Гнев забурлил в груди, медленно растекаясь по его телу, словно кровь мгновенно превратилась в лаву. Уже знакомое противное ощущение сдавило горло, пока Ян не стал задыхаться. Черт, а ведь все это не имело совершенно никакого смысла: безуспешные поиски, дикая одержимость увидеть ее еще раз, приход в этот проклятый дом. Они ведь с Дашей никогда не были друзьями. Подумаешь, переспали однажды. Разве Ян мало с кем спал? Но стал бы он кидаться на поиски каждой своей случайной любовницы? Ян знал ответ и это бесило его еще больше. Он мог тысячи раз доказывать окружающим, что причина в ее второй сущности, но… откровенно перед собой это не имело такой огромной важности. Или же может, причиной рвения все-таки было то, что она Банши и могла сыграть решающую роль в его мести? Знал бы кто, как он запутался!
По прошествии стольких дней, Ян осознал свои ошибки. Он не был с ней мил. Дерьмо, их близкое знакомство вообще началось с ее неудавшегося убийства! Ян сожалел, что плохо обращался с Дашей. Возможно, впервые в жизни он познал это чувство – сожаление. Ему не стоило так грубо обращаться с ней, не стоило скрывать информацию, провоцировать на ненависть и жестокость. Он сам загнал Дашу в угол, как дикую кошку, а потом ничего не смог сделать, когда она вдруг взбрыкнула и показала когти. И какая уже была разница, что Ян не собирался сдавать ее жнецам? Кенгерлинский сам взрастил в Банши недоверие, как экзотический цветок, а потом сам же не смог убедить ее в обратном.

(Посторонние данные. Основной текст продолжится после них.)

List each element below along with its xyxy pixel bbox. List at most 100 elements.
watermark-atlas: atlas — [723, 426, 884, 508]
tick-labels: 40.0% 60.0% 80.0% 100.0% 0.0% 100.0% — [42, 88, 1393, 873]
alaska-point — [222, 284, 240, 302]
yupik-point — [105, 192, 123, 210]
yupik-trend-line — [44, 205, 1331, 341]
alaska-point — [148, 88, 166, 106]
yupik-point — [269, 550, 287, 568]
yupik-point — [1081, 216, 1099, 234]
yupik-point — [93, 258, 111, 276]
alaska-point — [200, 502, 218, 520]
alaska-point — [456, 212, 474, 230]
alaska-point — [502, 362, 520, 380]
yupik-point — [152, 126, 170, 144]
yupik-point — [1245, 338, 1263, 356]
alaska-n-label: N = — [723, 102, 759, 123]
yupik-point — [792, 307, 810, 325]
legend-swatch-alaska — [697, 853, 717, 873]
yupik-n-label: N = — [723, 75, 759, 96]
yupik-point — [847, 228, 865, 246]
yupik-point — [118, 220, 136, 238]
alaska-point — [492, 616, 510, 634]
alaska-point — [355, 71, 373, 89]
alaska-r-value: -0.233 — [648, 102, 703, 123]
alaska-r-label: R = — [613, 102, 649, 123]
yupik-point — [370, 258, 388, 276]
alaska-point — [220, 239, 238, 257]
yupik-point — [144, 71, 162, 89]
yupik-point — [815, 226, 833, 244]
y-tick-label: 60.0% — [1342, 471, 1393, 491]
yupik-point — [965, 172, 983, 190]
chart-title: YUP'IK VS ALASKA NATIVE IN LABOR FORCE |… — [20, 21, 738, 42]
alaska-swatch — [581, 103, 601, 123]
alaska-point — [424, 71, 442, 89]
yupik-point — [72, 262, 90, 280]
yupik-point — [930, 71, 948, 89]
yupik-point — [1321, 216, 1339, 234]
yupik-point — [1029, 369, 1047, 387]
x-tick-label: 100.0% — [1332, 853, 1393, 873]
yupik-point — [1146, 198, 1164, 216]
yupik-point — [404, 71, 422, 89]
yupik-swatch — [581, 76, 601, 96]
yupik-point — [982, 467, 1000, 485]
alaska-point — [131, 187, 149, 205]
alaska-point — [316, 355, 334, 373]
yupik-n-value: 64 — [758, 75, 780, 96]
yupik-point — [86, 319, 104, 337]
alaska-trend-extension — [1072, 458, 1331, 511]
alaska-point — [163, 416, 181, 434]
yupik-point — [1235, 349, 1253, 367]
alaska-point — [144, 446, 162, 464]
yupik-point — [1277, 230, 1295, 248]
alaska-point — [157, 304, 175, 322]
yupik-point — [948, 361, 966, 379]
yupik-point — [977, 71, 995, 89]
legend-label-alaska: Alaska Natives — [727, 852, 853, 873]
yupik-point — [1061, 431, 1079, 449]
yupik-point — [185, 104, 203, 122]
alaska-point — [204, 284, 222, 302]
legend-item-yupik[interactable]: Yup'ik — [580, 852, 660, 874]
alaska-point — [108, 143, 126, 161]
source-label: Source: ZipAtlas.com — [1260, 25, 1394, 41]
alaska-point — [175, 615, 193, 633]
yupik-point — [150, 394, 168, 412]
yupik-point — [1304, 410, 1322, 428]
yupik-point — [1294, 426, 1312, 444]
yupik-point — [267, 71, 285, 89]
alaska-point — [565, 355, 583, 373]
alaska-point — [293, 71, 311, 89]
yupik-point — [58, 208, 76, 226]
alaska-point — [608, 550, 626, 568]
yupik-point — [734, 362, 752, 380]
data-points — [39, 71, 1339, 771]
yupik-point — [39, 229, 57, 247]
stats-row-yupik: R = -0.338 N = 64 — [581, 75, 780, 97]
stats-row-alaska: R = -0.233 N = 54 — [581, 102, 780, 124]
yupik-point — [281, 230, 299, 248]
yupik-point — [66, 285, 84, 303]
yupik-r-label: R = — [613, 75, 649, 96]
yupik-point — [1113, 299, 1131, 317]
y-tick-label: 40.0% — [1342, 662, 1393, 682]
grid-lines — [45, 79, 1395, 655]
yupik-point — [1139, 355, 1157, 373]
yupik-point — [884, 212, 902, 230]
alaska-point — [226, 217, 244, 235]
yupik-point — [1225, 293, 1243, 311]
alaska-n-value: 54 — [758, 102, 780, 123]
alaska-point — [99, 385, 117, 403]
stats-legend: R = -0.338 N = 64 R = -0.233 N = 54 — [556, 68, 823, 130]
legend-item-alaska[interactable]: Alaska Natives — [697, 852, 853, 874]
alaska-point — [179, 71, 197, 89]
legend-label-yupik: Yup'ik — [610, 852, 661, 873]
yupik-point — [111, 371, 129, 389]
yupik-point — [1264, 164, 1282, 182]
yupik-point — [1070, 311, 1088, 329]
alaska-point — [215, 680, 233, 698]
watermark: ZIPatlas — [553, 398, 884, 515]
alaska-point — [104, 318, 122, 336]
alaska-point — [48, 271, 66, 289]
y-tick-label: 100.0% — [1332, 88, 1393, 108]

Даша могла быть где угодно. И черт, он не имел никакого права, чтобы винить ее в том, что она не хотела его видеть и скрывалась!
Если бы у него только был еще один шанс…
Для чего?
Для мести или же для того, чтобы заслужить ее признательность?
На этот вопрос Ян пока не знал ответа.
– Вестник?
Ян резко обернулся, выхватывая знакомую фигуру, что вышла из тени. Мужчина был высок, почти на голову выше его самого, хотя на недостаток роста Кенгерлинский никогда не жаловался.
А еще он совсем не изменился. Все также широк в плечах, с натренированными мышцами и жестким лицом. Правда, татуировок с того времени, как Ян видел его в последний раз, стало намного больше. Одна из них, в виде абстрактных линий, поднималась по левой стороне шеи, обхватывая скулу. Ян догадался, что это изображение должно было немного перекрывать ужасный шрам, который шел от линии лба, пересекал переносицу и щеку, но на самом деле тату сделало шрам только заметнее. Ян усмехнулся от мысли, что мужчина специально поддерживал подобными деталями образ, чтобы внушать еще больший страх, чем он мог внушить своим несносным характером и второй ипостасью.